Inside corporate venture capital

Mr. H is a good friend and frequent collaborator who works for the Silicon Valley-based corporate venture/strategy arm of a large Japanese company. He travels the world evaluating startups for investment and helps define the company’s innovation strategy. He graciously agreed to uncover some of the secrets of corporate venture capital for us. Read on to get the scoop.

Eliot: Why do big companies invest in startups?

Mr. H: Several reasons:

  • Risk hedge: if the company’s not sure if a technology will be successful, they might invest a little and see how it goes, it’s much cheaper compared to allocating your own employees to work on it internally.
  • Speed: investing in a startup might be the fastest way to introduce a new technology (with a viable business model) into the larger parent company.
  • Innovation: if there is little momentum developing new technologies internally large companies will buy startups to fill the gap… if you can’t make something new, buy it.
  • People: by investing they get access to both the technology and the experts who created it, killing two birds with one stone!
  • Trends: companies might make bets on a startup with a technology that might become important in the future, it gives them an inside track for monitoring trends.

Eliot: What makes corporate venture capital investors (CVCs) different from traditional VCs?

Mr. H: CVCs invest in things that make sense financially and strategically for the parent company in medium/long span whereas traditional VCs focus only on financial return. For example, if you are in the car business, maybe it would make sense to invest in a biofuels startup. It might make sense financially and it also might make sense to have some knowledge of complementary technologies in the future that are relevant to the car business. But it really depends on the nature of the individual CVC. Some may just want to get accrue capital gains without thinking too much about the strategic impact for the parent.

Eliot: How would a potential investee make your day?

Mr. H: Do their homework in advance and give us hints to a new “blue ocean”! They should also be explicit about “What’s in it for us?” (i.e. the CVC) and “Why haven’t people done it yet?”

Eliot: What will technology investing look like in ten years?

Mr. H: I think technology investing will become more and more distant from technology itself. People will start to invest more in people than in technology (i.e. investing based on founders, not product/market).

Eliot: What’s the single biggest thing new entrepreneurs struggle with?

Mr. H: Many new entrepreneurs think their good idea is everything. But solid execution is far more valuable in terms of company building and technology commercialization.

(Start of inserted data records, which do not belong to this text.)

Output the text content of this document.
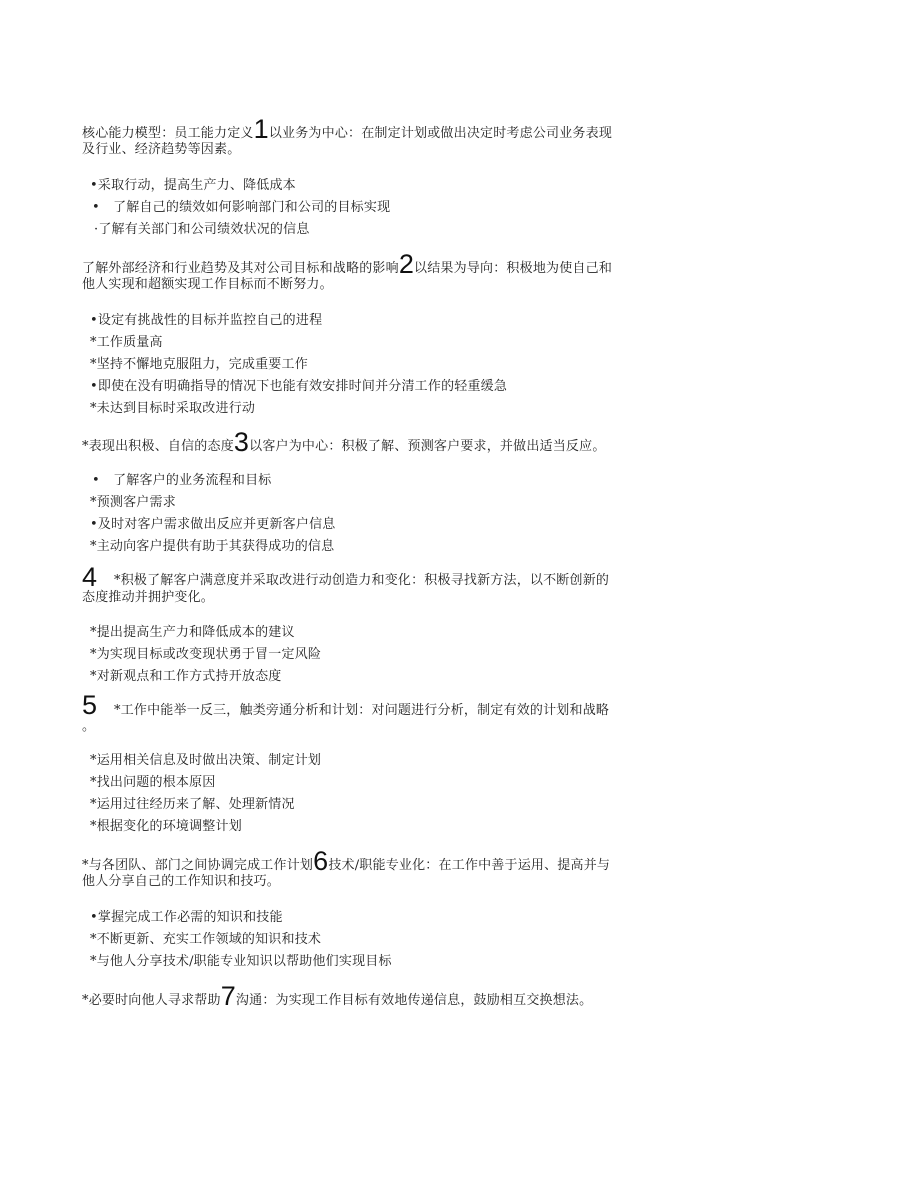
核心能力模型：员工能力定义1以业务为中心：在制定计划或做出决定时考虑公司业务表现
及行业、经济趋势等因素。
•采取行动，提高生产力、降低成本
•　了解自己的绩效如何影响部门和公司的目标实现
·了解有关部门和公司绩效状况的信息
了解外部经济和行业趋势及其对公司目标和战略的影响2以结果为导向：积极地为使自己和
他人实现和超额实现工作目标而不断努力。
•设定有挑战性的目标并监控自己的进程
*工作质量高
*坚持不懈地克服阻力，完成重要工作
•即使在没有明确指导的情况下也能有效安排时间并分清工作的轻重缓急
*未达到目标时采取改进行动
*表现出积极、自信的态度3以客户为中心：积极了解、预测客户要求，并做出适当反应。
•　了解客户的业务流程和目标
*预测客户需求
•及时对客户需求做出反应并更新客户信息
*主动向客户提供有助于其获得成功的信息
4 *积极了解客户满意度并采取改进行动创造力和变化：积极寻找新方法，以不断创新的
态度推动并拥护变化。
*提出提高生产力和降低成本的建议
*为实现目标或改变现状勇于冒一定风险
*对新观点和工作方式持开放态度
5 *工作中能举一反三，触类旁通分析和计划：对问题进行分析，制定有效的计划和战略
。
*运用相关信息及时做出决策、制定计划
*找出问题的根本原因
*运用过往经历来了解、处理新情况
*根据变化的环境调整计划
*与各团队、部门之间协调完成工作计划6技术/职能专业化：在工作中善于运用、提高并与
他人分享自己的工作知识和技巧。
•掌握完成工作必需的知识和技能
*不断更新、充实工作领域的知识和技术
*与他人分享技术/职能专业知识以帮助他们实现目标
*必要时向他人寻求帮助7沟通：为实现工作目标有效地传递信息，鼓励相互交换想法。
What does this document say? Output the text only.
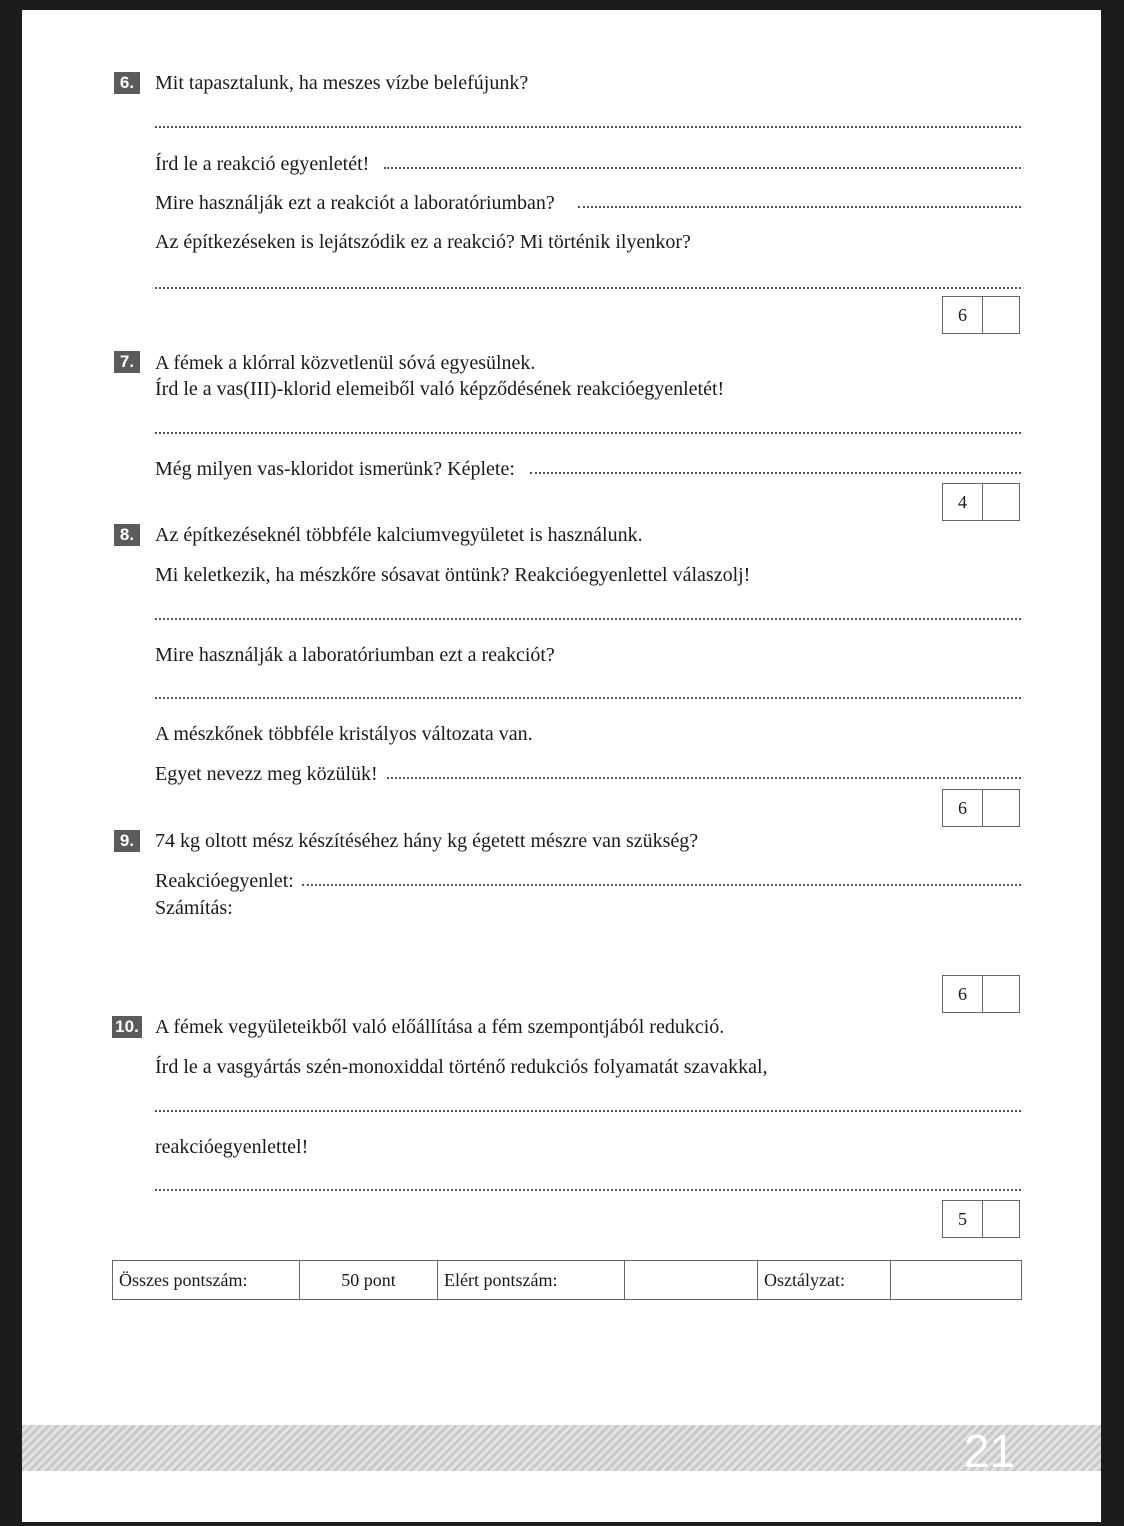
6. Mit tapasztalunk, ha meszes vízbe belefújunk?
Írd le a reakció egyenletét!
Mire használják ezt a reakciót a laboratóriumban?
Az építkezéseken is lejátszódik ez a reakció? Mi történik ilyenkor?
6
7. A fémek a klórral közvetlenül sóvá egyesülnek.
Írd le a vas(III)-klorid elemeiből való képződésének reakcióegyenletét!
Még milyen vas-kloridot ismerünk? Képlete:
4
8. Az építkezéseknél többféle kalciumvegyületet is használunk.
Mi keletkezik, ha mészkőre sósavat öntünk? Reakcióegyenlettel válaszolj!
Mire használják a laboratóriumban ezt a reakciót?
A mészkőnek többféle kristályos változata van.
Egyet nevezz meg közülük!
6
9. 74 kg oltott mész készítéséhez hány kg égetett mészre van szükség?
Reakcióegyenlet:
Számítás:
6
10. A fémek vegyületeikből való előállítása a fém szempontjából redukció.
Írd le a vasgyártás szén-monoxiddal történő redukciós folyamatát szavakkal,
reakcióegyenlettel!
5
Összes pontszám:	50 pont	Elért pontszám:		Osztályzat:	
21
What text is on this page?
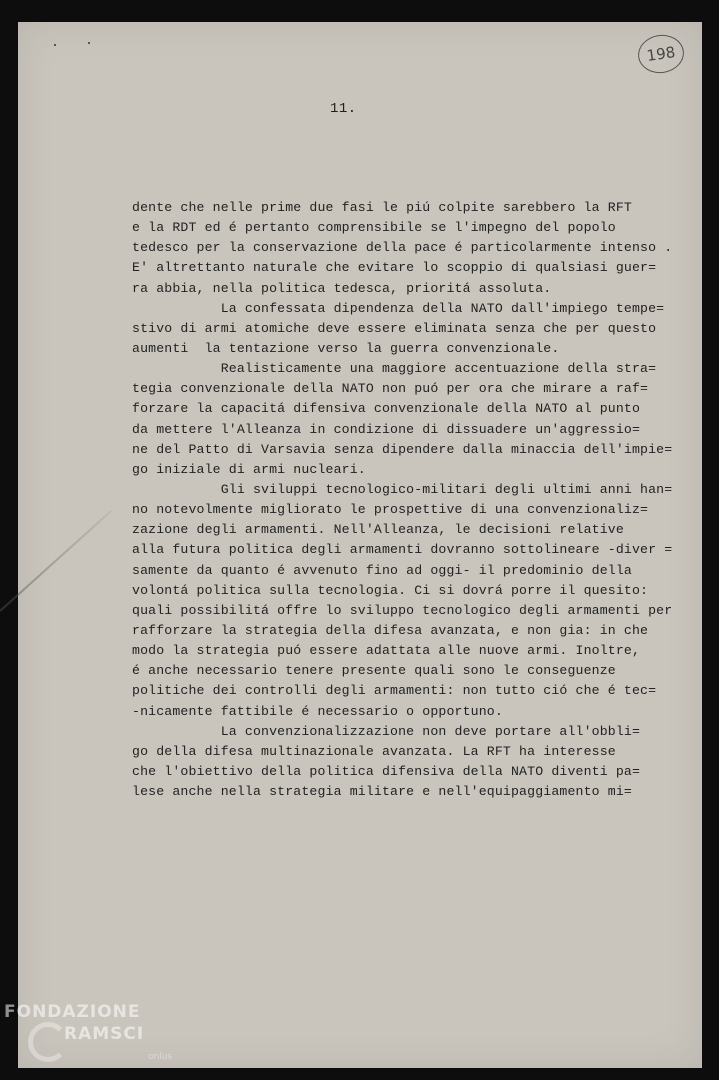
198
11.
dente che nelle prime due fasi le piú colpite sarebbero la RFT
e la RDT ed é pertanto comprensibile se l'impegno del popolo
tedesco per la conservazione della pace é particolarmente intenso .
E' altrettanto naturale che evitare lo scoppio di qualsiasi guer=
ra abbia, nella politica tedesca, prioritá assoluta.
La confessata dipendenza della NATO dall'impiego tempe=
stivo di armi atomiche deve essere eliminata senza che per questo
aumenti  la tentazione verso la guerra convenzionale.
Realisticamente una maggiore accentuazione della stra=
tegia convenzionale della NATO non puó per ora che mirare a raf=
forzare la capacitá difensiva convenzionale della NATO al punto
da mettere l'Alleanza in condizione di dissuadere un'aggressio=
ne del Patto di Varsavia senza dipendere dalla minaccia dell'impie=
go iniziale di armi nucleari.
Gli sviluppi tecnologico-militari degli ultimi anni han=
no notevolmente migliorato le prospettive di una convenzionaliz=
zazione degli armamenti. Nell'Alleanza, le decisioni relative
alla futura politica degli armamenti dovranno sottolineare -diver =
samente da quanto é avvenuto fino ad oggi- il predominio della
volontá politica sulla tecnologia. Ci si dovrá porre il quesito:
quali possibilitá offre lo sviluppo tecnologico degli armamenti per
rafforzare la strategia della difesa avanzata, e non gia: in che
modo la strategia puó essere adattata alle nuove armi. Inoltre,
é anche necessario tenere presente quali sono le conseguenze
politiche dei controlli degli armamenti: non tutto ció che é tec=
-nicamente fattibile é necessario o opportuno.
La convenzionalizzazione non deve portare all'obbli=
go della difesa multinazionale avanzata. La RFT ha interesse
che l'obiettivo della politica difensiva della NATO diventi pa=
lese anche nella strategia militare e nell'equipaggiamento mi=
FONDAZIONE
RAMSCI
onlus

Good ideas help, but they’re only the beginning.

Eliot: What kind of culture clashes have you experienced on the interface between Silicon Valley style startups and a large Japanese corporation?

Mr. H: Wow, there are a lot! I think the two most important ones are decision making and sense of urgency. Individuals are not given much authority to make decisions in large Japanese corporations and teams often must fall back to consensus based decision making. That can take a very long time… During that time, the startup may be bought by someone else or go out of business! Sense of urgency is also lacking in large Japanese corporations because we’ve had good market success within Japan and are generally complacent about exploring new global markets. By comparison, Korean companies have had a lot of success outside of their home turf. This is partly because the Korean market isn’t that big and because they had foresight and were hungry to succeed internationally. They recruit a lot of talented international employees too. The comparative diversity of their workforce is a big asset in the current era of extreme uncertainty. Japanese companies are starting to change but becoming more global should NOT be the goal, the real end-game is accelerating the process of innovation.